Table 1 shows the scores that have been achieved by our approach over the ideal value \(F_1\)-measure of \(1.0\). The IXMAS dataset presents several known difficulties as view invariance and noise which explain the score difference. Furthermore, the segments labelled as null class in which ‘other actions’ are performed can easily lead to an increase of false positives. In order to show the benefit gained from the action zones approach (approach 1), tests have also been performed using the entire segmented sequences instead (approach 2). In this way, larger segments are considered by the sliding and growing window and these are compared to the original action sequences provided by the ground truth. It can be seen that the proposed continuous recognition based on action zones provides a substantial performance increase and leads to higher scores in general.

Comparison with other state-of-the-art works is difficult in CHAR, due to different evaluation schemes. In [10], frame analysis is employed and 81.0 % accuracy is reported on the IXMAS dataset. In the case of the Weizmann dataset, for example in [9], CHAR is performed and a score of 97.8 % is reached. Segment analysis is employed in this case, although the rate of correctly classified segments is computed based on a 60 % overlap with the ground truth.

The temporal performance has also been evaluated for this continuous approach. While the sliding and growing window technique is computationally demanding, this is offset by the proposed action zones. The short lengths of both action zones and temporal windows make the comparisons between them very efficient. Using a PC with an Intel Core 2 Duo CPU at 3.0 GHz and Windows x64, a rate of 196 frames per second (FPS) has been measured on the Weizmann dataset including all necessary processing stages.

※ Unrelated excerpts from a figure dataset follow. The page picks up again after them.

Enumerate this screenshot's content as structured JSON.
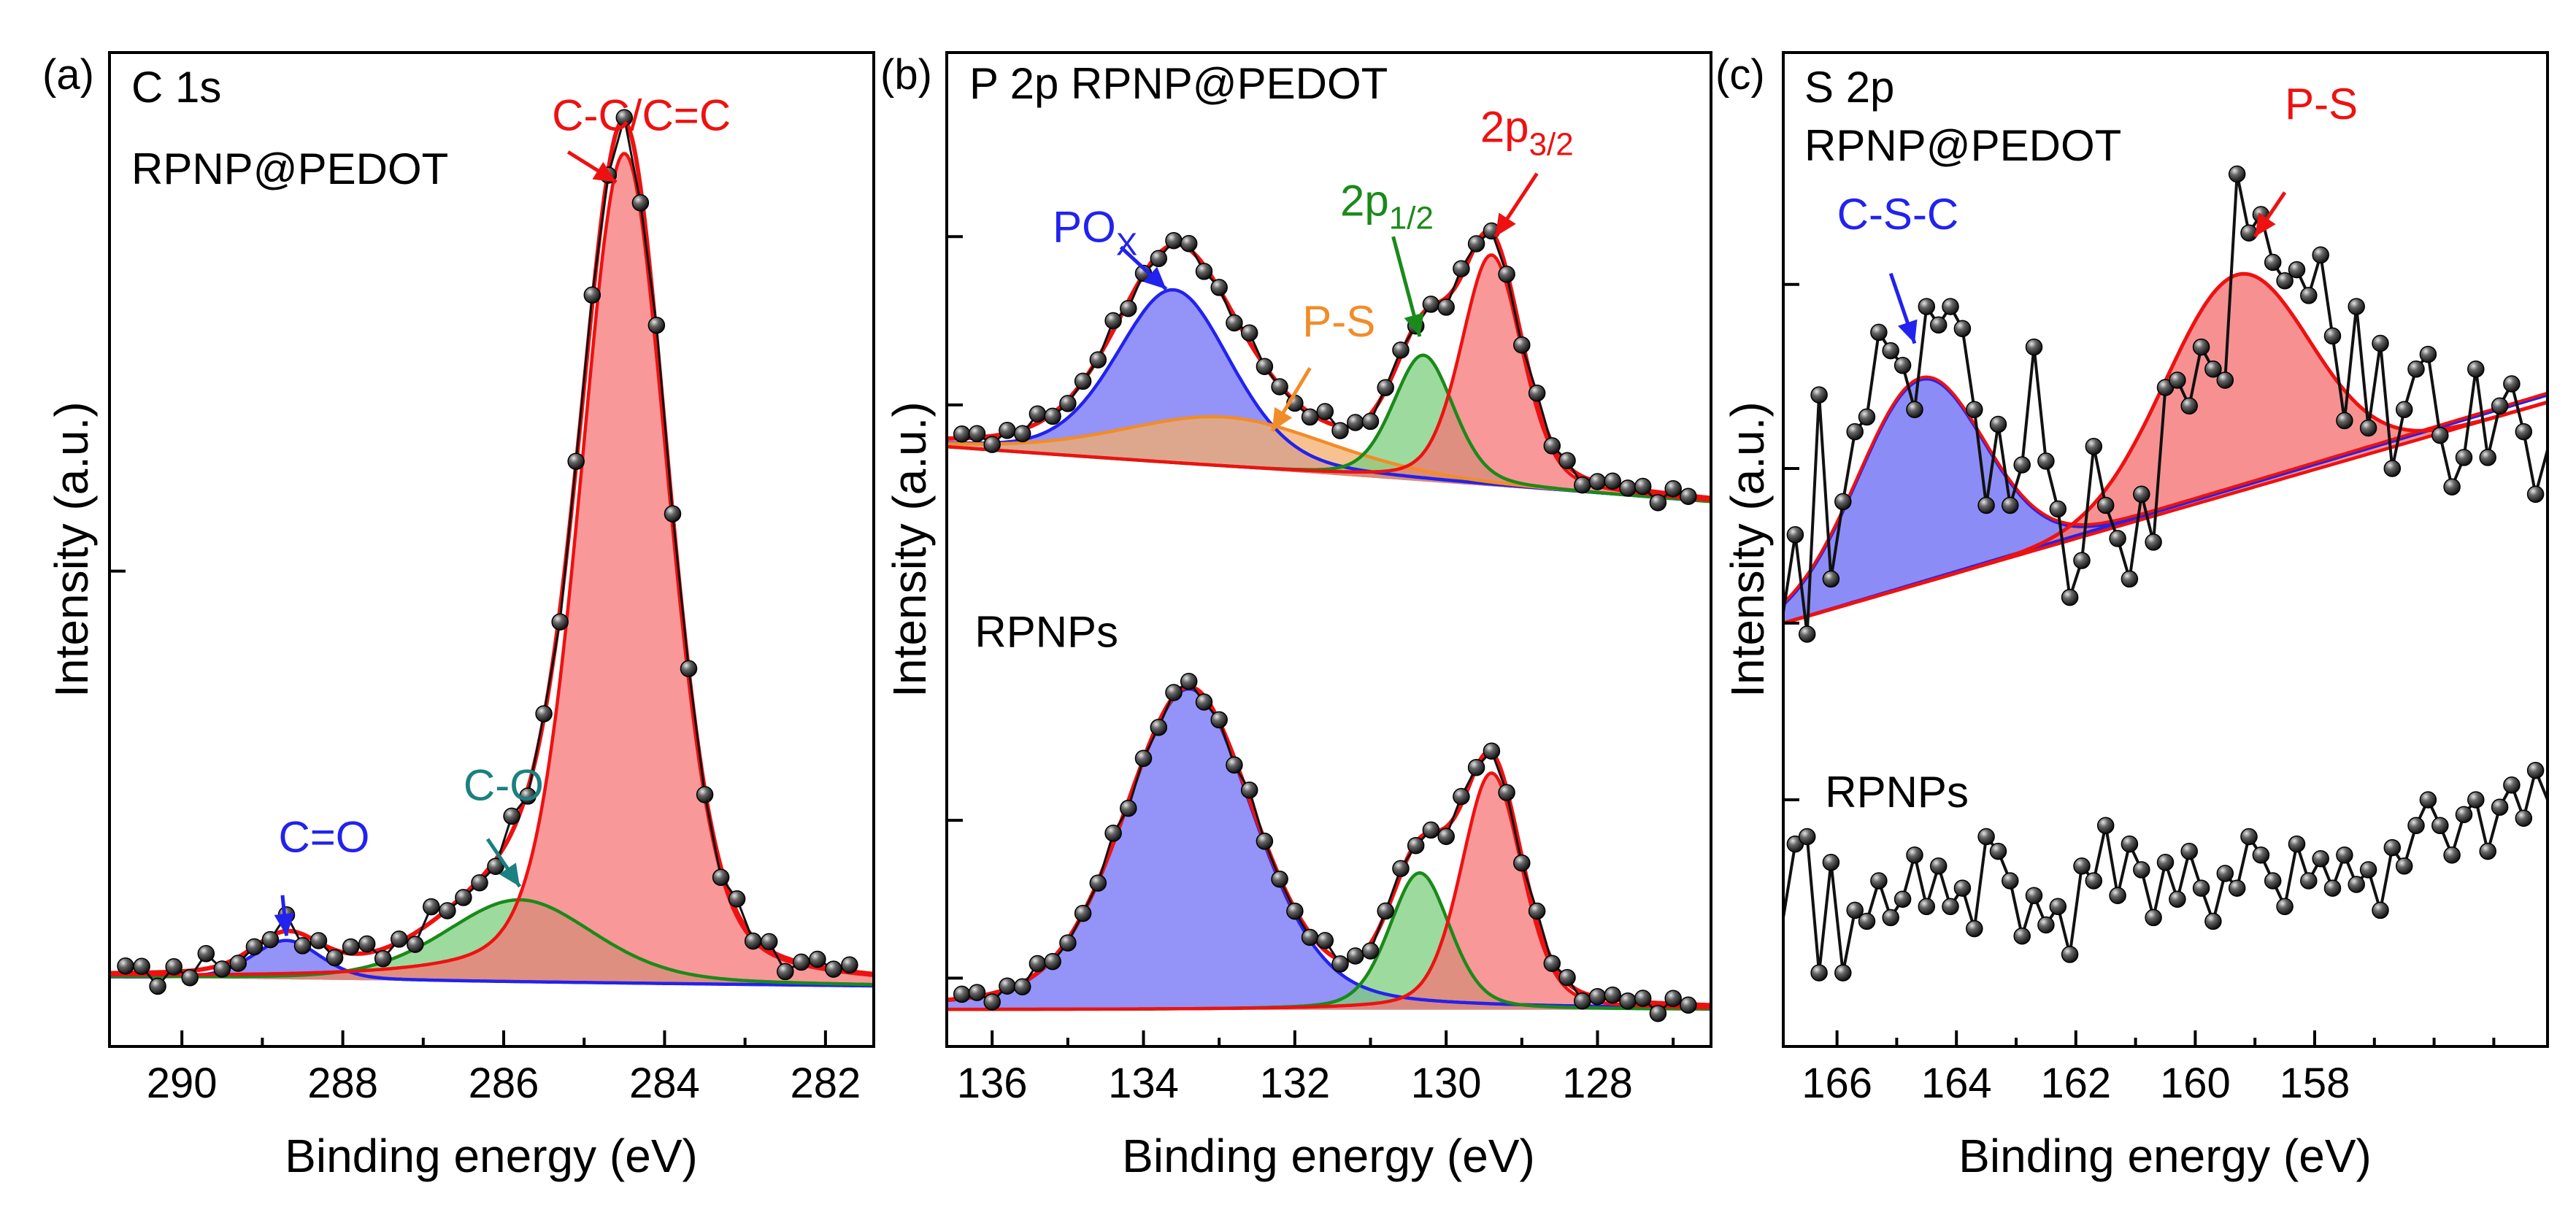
{
  "colors": {
    "blue": "#2222ee",
    "blue_fill": "#6f6ff5",
    "green": "#1a8a1a",
    "green_fill": "#7ccd7c",
    "red": "#ee1111",
    "red_fill": "#f57575",
    "orange": "#f28c28",
    "orange_fill": "#f6ad6b",
    "teal": "#1a8080",
    "black": "#111111",
    "dot": "#333333"
  },
  "chart_data": [
    {
      "type": "line",
      "id": "a",
      "panel_label": "(a)",
      "title_lines": [
        "C 1s",
        "RPNP@PEDOT"
      ],
      "xlabel": "Binding energy (eV)",
      "ylabel": "Intensity (a.u.)",
      "xlim": [
        290.9,
        281.4
      ],
      "ylim": [
        -0.08,
        1.07
      ],
      "xticks": [
        290,
        288,
        286,
        284,
        282
      ],
      "xtick_labels": [
        "290",
        "288",
        "286",
        "284",
        "282"
      ],
      "minor_xticks": [
        291,
        289,
        287,
        285,
        283
      ],
      "yticks": [
        0.47
      ],
      "baseline": {
        "start": 0.0,
        "end": -0.01
      },
      "components": [
        {
          "name": "C=O",
          "center": 288.7,
          "fwhm": 1.0,
          "height": 0.045,
          "line": "blue",
          "fill": "blue_fill"
        },
        {
          "name": "C-O",
          "center": 285.8,
          "fwhm": 2.2,
          "height": 0.095,
          "line": "green",
          "fill": "green_fill"
        },
        {
          "name": "C-C/C=C",
          "center": 284.5,
          "fwhm": 1.3,
          "height": 0.96,
          "line": "red",
          "fill": "red_fill"
        }
      ],
      "envelope_color": "red",
      "data_points": {
        "start": 290.7,
        "end": 281.6,
        "step": 0.2
      },
      "annotations": [
        {
          "text": "C=O",
          "color": "blue",
          "pos": [
            288.8,
            0.145
          ],
          "arrow_from": [
            288.75,
            0.095
          ],
          "arrow_to": [
            288.7,
            0.048
          ]
        },
        {
          "text": "C-O",
          "color": "teal",
          "pos": [
            286.5,
            0.205
          ],
          "arrow_from": [
            286.2,
            0.16
          ],
          "arrow_to": [
            285.8,
            0.105
          ]
        },
        {
          "text": "C-C/C=C",
          "color": "red",
          "pos": [
            285.4,
            0.98
          ],
          "arrow_from": [
            285.2,
            0.955
          ],
          "arrow_to": [
            284.6,
            0.92
          ]
        }
      ]
    },
    {
      "type": "line",
      "id": "b",
      "panel_label": "(b)",
      "title_lines": [
        "P 2p RPNP@PEDOT"
      ],
      "xlabel": "Binding energy (eV)",
      "ylabel": "Intensity (a.u.)",
      "xlim": [
        136.6,
        126.5
      ],
      "ylim": [
        -0.07,
        1.82
      ],
      "xticks": [
        136,
        134,
        132,
        130,
        128
      ],
      "xtick_labels": [
        "136",
        "134",
        "132",
        "130",
        "128"
      ],
      "minor_xticks": [
        135,
        133,
        131,
        129,
        127
      ],
      "yticks": [
        0.06,
        0.36,
        1.15,
        1.47
      ],
      "stacks": [
        {
          "label": "RPNP@PEDOT",
          "offset": 1.0,
          "baseline": {
            "start": 0.07,
            "end": -0.035
          },
          "components": [
            {
              "name": "POx",
              "center": 133.6,
              "fwhm": 1.8,
              "height": 0.33,
              "line": "blue",
              "fill": "blue_fill"
            },
            {
              "name": "P-S",
              "center": 132.9,
              "fwhm": 3.3,
              "height": 0.095,
              "line": "orange",
              "fill": "orange_fill"
            },
            {
              "name": "2p1/2",
              "center": 130.3,
              "fwhm": 0.95,
              "height": 0.24,
              "line": "green",
              "fill": "green_fill"
            },
            {
              "name": "2p3/2",
              "center": 129.4,
              "fwhm": 0.95,
              "height": 0.44,
              "line": "red",
              "fill": "red_fill"
            }
          ]
        },
        {
          "label": "RPNPs",
          "offset": 0.0,
          "baseline": {
            "start": 0.0,
            "end": 0.0
          },
          "components": [
            {
              "name": "POx",
              "center": 133.4,
              "fwhm": 2.05,
              "height": 0.61,
              "line": "blue",
              "fill": "blue_fill"
            },
            {
              "name": "2p1/2",
              "center": 130.35,
              "fwhm": 0.95,
              "height": 0.26,
              "line": "green",
              "fill": "green_fill"
            },
            {
              "name": "2p3/2",
              "center": 129.4,
              "fwhm": 0.95,
              "height": 0.45,
              "line": "red",
              "fill": "red_fill"
            }
          ]
        }
      ],
      "envelope_color": "red",
      "data_points": {
        "start": 136.4,
        "end": 126.8,
        "step": 0.2
      },
      "annotations": [
        {
          "text": "PO",
          "sub": "X",
          "color": "blue",
          "pos": [
            135.2,
            1.46
          ],
          "arrow_from": [
            134.3,
            1.45
          ],
          "arrow_to": [
            133.7,
            1.37
          ]
        },
        {
          "text": "P-S",
          "color": "orange",
          "pos": [
            131.9,
            1.28
          ],
          "arrow_from": [
            131.8,
            1.22
          ],
          "arrow_to": [
            132.3,
            1.1
          ]
        },
        {
          "text": "2p",
          "sub": "1/2",
          "color": "green",
          "pos": [
            131.4,
            1.51
          ],
          "arrow_from": [
            130.7,
            1.47
          ],
          "arrow_to": [
            130.35,
            1.28
          ]
        },
        {
          "text": "2p",
          "sub": "3/2",
          "color": "red",
          "pos": [
            129.55,
            1.65
          ],
          "arrow_from": [
            128.8,
            1.59
          ],
          "arrow_to": [
            129.35,
            1.47
          ]
        }
      ],
      "stack_labels": [
        {
          "text": "RPNPs",
          "pos": [
            136.5,
            0.69
          ]
        }
      ]
    },
    {
      "type": "line",
      "id": "c",
      "panel_label": "(c)",
      "title_lines": [
        "S 2p",
        "RPNP@PEDOT"
      ],
      "xlabel": "Binding energy (eV)",
      "ylabel": "Intensity (a.u.)",
      "xlim": [
        166.9,
        154.1
      ],
      "ylim": [
        -1.15,
        1.55
      ],
      "xticks": [
        166,
        164,
        162,
        160,
        158
      ],
      "xtick_labels": [
        "166",
        "164",
        "162",
        "160",
        "158"
      ],
      "minor_xticks": [
        165,
        163,
        161,
        159,
        157,
        156,
        155
      ],
      "yticks": [
        0.92,
        0.42,
        0.0,
        -0.48
      ],
      "stack_labels": [
        {
          "text": "RPNPs",
          "pos": [
            166.2,
            -0.5
          ]
        }
      ],
      "annotations": [
        {
          "text": "C-S-C",
          "color": "blue",
          "pos": [
            166.0,
            1.07
          ],
          "arrow_from": [
            165.1,
            0.95
          ],
          "arrow_to": [
            164.7,
            0.76
          ]
        },
        {
          "text": "P-S",
          "color": "red",
          "pos": [
            158.5,
            1.37
          ],
          "arrow_from": [
            158.5,
            1.17
          ],
          "arrow_to": [
            159.0,
            1.05
          ]
        }
      ],
      "fit": {
        "line_1": {
          "start": 0.0,
          "end": 0.62
        },
        "line_2": {
          "start": 0.0,
          "end": 0.6
        },
        "blue_peak": {
          "center": 164.6,
          "sigma": 1.05,
          "height": 0.55
        },
        "red_peak": {
          "center": 159.3,
          "sigma": 1.2,
          "height": 0.59
        }
      },
      "top_spectrum": {
        "x": [
          166.9,
          166.7,
          166.5,
          166.3,
          166.1,
          165.9,
          165.7,
          165.5,
          165.3,
          165.1,
          164.9,
          164.7,
          164.5,
          164.3,
          164.1,
          163.9,
          163.7,
          163.5,
          163.3,
          163.1,
          162.9,
          162.7,
          162.5,
          162.3,
          162.1,
          161.9,
          161.7,
          161.5,
          161.3,
          161.1,
          160.9,
          160.7,
          160.5,
          160.3,
          160.1,
          159.9,
          159.7,
          159.5,
          159.3,
          159.1,
          158.9,
          158.7,
          158.5,
          158.3,
          158.1,
          157.9,
          157.7,
          157.5,
          157.3,
          157.1,
          156.9,
          156.7,
          156.5,
          156.3,
          156.1,
          155.9,
          155.7,
          155.5,
          155.3,
          155.1,
          154.9,
          154.7,
          154.5,
          154.3,
          154.1
        ],
        "y": [
          0.03,
          0.24,
          -0.03,
          0.62,
          0.12,
          0.33,
          0.52,
          0.56,
          0.79,
          0.74,
          0.7,
          0.58,
          0.86,
          0.81,
          0.86,
          0.8,
          0.58,
          0.32,
          0.54,
          0.32,
          0.43,
          0.75,
          0.44,
          0.31,
          0.07,
          0.17,
          0.48,
          0.32,
          0.23,
          0.12,
          0.35,
          0.22,
          0.64,
          0.66,
          0.59,
          0.75,
          0.69,
          0.66,
          1.22,
          1.06,
          1.11,
          0.98,
          0.93,
          0.96,
          0.89,
          1.0,
          0.78,
          0.55,
          0.86,
          0.53,
          0.76,
          0.42,
          0.58,
          0.69,
          0.73,
          0.51,
          0.37,
          0.45,
          0.69,
          0.45,
          0.59,
          0.65,
          0.52,
          0.35,
          0.47
        ]
      },
      "bottom_spectrum": {
        "x": [
          166.9,
          166.7,
          166.5,
          166.3,
          166.1,
          165.9,
          165.7,
          165.5,
          165.3,
          165.1,
          164.9,
          164.7,
          164.5,
          164.3,
          164.1,
          163.9,
          163.7,
          163.5,
          163.3,
          163.1,
          162.9,
          162.7,
          162.5,
          162.3,
          162.1,
          161.9,
          161.7,
          161.5,
          161.3,
          161.1,
          160.9,
          160.7,
          160.5,
          160.3,
          160.1,
          159.9,
          159.7,
          159.5,
          159.3,
          159.1,
          158.9,
          158.7,
          158.5,
          158.3,
          158.1,
          157.9,
          157.7,
          157.5,
          157.3,
          157.1,
          156.9,
          156.7,
          156.5,
          156.3,
          156.1,
          155.9,
          155.7,
          155.5,
          155.3,
          155.1,
          154.9,
          154.7,
          154.5,
          154.3,
          154.1
        ],
        "y": [
          -0.8,
          -0.6,
          -0.58,
          -0.95,
          -0.65,
          -0.95,
          -0.78,
          -0.81,
          -0.7,
          -0.8,
          -0.75,
          -0.63,
          -0.77,
          -0.66,
          -0.77,
          -0.72,
          -0.83,
          -0.58,
          -0.62,
          -0.7,
          -0.85,
          -0.74,
          -0.82,
          -0.77,
          -0.9,
          -0.66,
          -0.7,
          -0.55,
          -0.74,
          -0.6,
          -0.67,
          -0.8,
          -0.65,
          -0.75,
          -0.62,
          -0.72,
          -0.81,
          -0.68,
          -0.72,
          -0.58,
          -0.63,
          -0.7,
          -0.77,
          -0.6,
          -0.7,
          -0.64,
          -0.72,
          -0.63,
          -0.71,
          -0.67,
          -0.78,
          -0.61,
          -0.66,
          -0.55,
          -0.48,
          -0.55,
          -0.63,
          -0.52,
          -0.48,
          -0.62,
          -0.5,
          -0.44,
          -0.53,
          -0.4,
          -0.48
        ]
      }
    }
  ]
}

7 Discussion and Conclusion

In this work, a method for segmented human action recognition has been extended to support continuous human action recognition. Improvements have been made at the learning and recognition stages. The concept of action zones has been introduced to define and automatically learn the most discriminative segments of action performances. Relying on these action zones, recognition can be carried out by finding the equivalent segments that clearly define the action that is being performed. For this purpose, a sliding and growing window approach has been employed. Finally, segment analysis is used introducing special considerations for the specific AAL application of our work. Tests have been performed relying on the whole segmented sequences or only on the action zones, and significant differences can be seen. By means of action zones, higher accuracy scores are obtained. Real-time suitability of this continuous approach has also been verified. This is indispensable for most of the possible applications, and a necessary premise for online recognition.

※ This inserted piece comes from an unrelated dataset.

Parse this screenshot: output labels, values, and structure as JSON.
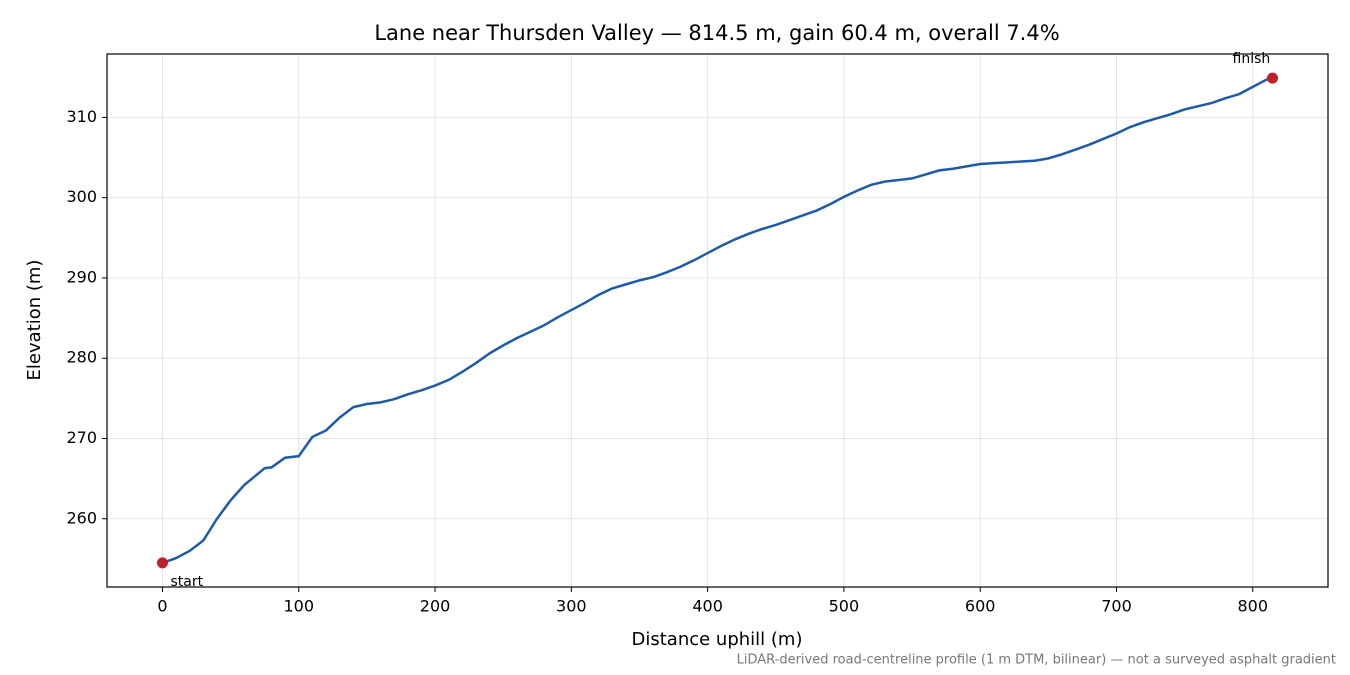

In future works, further evaluation should be applied to ease the comparison to other approaches. It could be useful to implement other state-of-the-art techniques and test them in the same conditions as our proposal. Furthermore, a consensus should be reached about the appropriate evaluation schemes. It has also been observed that regarding CHAR, there is a lack of suitable benchmarks including foreground segmentations or depth data. Therefore, new datasets should be created along the corresponding evaluation schemes.